GQ: What inspired the exact moment when you thought, I need to make a movie about this?

Juel Taylor: I was like, Man, it’d be cool to do a mystery movie, just in general. And then the next step in the thought process is like, Wouldn’t it be cool if the detectives were the last people on earth you thought should be on the case?

That’s when the joke starts to organically spring itself up. We wanted to make a bootleg Scooby Doo movie. Red tape, bureaucracy, and procedure are the usual impediments of a detective film, but here it’s just real-world stuff—people that you crossed before, and things like that.
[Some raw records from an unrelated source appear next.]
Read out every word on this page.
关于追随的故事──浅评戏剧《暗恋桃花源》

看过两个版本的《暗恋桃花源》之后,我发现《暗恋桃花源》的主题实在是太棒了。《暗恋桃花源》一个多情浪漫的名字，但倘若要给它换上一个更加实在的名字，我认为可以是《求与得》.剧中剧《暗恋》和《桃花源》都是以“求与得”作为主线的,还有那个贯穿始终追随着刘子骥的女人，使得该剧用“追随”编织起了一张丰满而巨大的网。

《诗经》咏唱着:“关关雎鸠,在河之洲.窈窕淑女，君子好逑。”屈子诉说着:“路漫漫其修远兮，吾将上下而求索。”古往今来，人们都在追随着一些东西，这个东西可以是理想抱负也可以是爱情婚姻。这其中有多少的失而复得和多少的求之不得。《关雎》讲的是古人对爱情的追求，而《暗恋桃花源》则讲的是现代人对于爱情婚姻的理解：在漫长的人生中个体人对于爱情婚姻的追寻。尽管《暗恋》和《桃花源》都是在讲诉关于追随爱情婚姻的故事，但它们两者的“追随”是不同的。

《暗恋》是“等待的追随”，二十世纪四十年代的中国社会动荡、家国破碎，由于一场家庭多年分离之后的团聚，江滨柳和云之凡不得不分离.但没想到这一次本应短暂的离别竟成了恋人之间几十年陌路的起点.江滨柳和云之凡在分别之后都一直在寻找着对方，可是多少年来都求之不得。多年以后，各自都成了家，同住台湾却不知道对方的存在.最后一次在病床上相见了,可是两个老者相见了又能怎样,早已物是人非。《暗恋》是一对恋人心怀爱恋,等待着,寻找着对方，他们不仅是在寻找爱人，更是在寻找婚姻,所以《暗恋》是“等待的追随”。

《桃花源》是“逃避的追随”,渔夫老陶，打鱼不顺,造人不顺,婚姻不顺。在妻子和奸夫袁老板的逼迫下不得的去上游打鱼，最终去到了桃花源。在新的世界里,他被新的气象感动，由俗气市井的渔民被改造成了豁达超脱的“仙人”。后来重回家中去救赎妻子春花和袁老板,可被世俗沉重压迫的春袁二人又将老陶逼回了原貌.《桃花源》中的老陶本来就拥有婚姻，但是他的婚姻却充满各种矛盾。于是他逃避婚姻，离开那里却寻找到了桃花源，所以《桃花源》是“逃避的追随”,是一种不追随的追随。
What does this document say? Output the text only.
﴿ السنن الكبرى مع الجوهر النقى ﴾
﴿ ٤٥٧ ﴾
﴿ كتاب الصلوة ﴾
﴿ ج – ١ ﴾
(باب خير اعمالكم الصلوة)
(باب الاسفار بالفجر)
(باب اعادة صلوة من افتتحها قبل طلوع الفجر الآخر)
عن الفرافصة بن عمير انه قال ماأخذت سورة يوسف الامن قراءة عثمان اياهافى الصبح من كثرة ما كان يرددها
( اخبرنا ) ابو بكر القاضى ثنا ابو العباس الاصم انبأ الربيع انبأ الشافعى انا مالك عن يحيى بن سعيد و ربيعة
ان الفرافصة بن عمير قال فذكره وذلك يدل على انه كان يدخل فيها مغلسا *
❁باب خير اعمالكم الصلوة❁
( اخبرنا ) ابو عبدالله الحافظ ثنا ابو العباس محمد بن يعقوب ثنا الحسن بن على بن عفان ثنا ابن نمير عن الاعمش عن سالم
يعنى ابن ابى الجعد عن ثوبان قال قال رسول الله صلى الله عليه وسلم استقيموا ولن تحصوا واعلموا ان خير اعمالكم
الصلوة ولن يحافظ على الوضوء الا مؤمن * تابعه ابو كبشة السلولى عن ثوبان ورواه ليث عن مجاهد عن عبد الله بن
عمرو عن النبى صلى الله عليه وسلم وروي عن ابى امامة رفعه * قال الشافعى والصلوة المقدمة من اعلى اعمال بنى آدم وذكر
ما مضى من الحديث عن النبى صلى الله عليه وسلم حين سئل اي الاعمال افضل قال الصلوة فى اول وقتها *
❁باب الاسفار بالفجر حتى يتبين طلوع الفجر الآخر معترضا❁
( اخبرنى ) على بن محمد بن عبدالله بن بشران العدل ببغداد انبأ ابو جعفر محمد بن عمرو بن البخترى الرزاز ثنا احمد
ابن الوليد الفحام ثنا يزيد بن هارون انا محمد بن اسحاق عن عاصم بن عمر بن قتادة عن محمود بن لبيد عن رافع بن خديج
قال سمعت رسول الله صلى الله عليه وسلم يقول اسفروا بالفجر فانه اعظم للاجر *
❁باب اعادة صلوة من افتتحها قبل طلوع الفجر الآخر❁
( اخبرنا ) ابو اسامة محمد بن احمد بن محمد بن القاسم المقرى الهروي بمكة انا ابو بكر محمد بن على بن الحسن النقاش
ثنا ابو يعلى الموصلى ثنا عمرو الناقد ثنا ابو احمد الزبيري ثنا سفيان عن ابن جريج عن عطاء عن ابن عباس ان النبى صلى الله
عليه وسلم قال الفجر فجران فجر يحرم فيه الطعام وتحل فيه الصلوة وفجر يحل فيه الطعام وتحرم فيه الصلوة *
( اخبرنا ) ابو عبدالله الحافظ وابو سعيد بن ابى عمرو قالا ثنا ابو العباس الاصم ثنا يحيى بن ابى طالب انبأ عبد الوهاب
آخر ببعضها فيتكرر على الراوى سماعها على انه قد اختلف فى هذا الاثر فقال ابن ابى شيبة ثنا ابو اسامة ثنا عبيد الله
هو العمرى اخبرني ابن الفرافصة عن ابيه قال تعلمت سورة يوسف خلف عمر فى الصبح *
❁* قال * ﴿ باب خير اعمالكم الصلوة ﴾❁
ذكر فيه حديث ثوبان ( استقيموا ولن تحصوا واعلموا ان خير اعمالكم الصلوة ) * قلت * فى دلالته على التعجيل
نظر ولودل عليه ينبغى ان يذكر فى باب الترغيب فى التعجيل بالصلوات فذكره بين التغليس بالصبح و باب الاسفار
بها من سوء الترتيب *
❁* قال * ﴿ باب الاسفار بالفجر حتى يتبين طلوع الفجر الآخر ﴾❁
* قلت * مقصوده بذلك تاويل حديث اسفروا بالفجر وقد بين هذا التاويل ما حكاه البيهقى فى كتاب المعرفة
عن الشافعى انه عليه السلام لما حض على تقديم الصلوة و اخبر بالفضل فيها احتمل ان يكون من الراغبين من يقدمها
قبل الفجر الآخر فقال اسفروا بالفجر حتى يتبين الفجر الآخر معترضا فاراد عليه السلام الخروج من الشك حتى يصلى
What was your earliest memory of the Blaxploitation genre?

I saw some of the more prominent blaxploitation films as a kid. I’m sure there’s some subconscious recall happening in this movie in terms of references to Super Fly and The Mack. But honestly, I didn’t codify it into being blaxploitation until later.

It started with music. I was listening to Mary Jane Girls and I imagined a movie that feels like the way Wave FM, the R&B station on Grand Theft Auto: Vice City, made me feel. There’s a coolness to it that I always thought would be very interesting in a mystery setting. I listened to Patrice Rushen, The Gap Band, and SOS Band. If “Just Be Good To Me” was a movie, it’d be this movie. I was like how do I even put that in someone else’s brain?

A lot of the blaxploitation came up from when we got into the weeds of plotting it out as a conspiracy thriller. Once we started to lean into and embrace some of the B-movie aspects, the blaxploitation parallels were too many to ignore. The film is already living in the world of funk. It’s this musical world that’s very organic, funky, and bass-driven. It’s a gumbo that slowly starts to pull other things in.

When thrillers are written by Black people, it’s common to see their Black protagonists running away from the danger. For example, Jordan Peele’s Nope, the title alone alludes to this popularly held notion that Black people are often like, “No, I’m not going to be a part of this freaky white people shit.” But in Tyrone, the characters go towards the danger. Was this a conscious decision that you made or was it just like, “I’m making a mystery and this is what needs to happen?”

When Tony Rettenmaier and I were going through the script, we weren’t consciously trying to eschew the norms when it comes to Black people in these situations. They were going to get on the elevator no matter what because that’s what the plot calls for. But I do think there was a level of just putting myself in that shoe, “What would make me get on an elevator?” from Fontaine. Obviously, there’s a moth-to-flame quality to it with him. Obviously, his mystery is the central mystery in terms of, “Who am I?” That’s the mystery he’s trying to uncover. He’s not really on the trail of this conspiracy as much as he’s on the trail of just his own identity.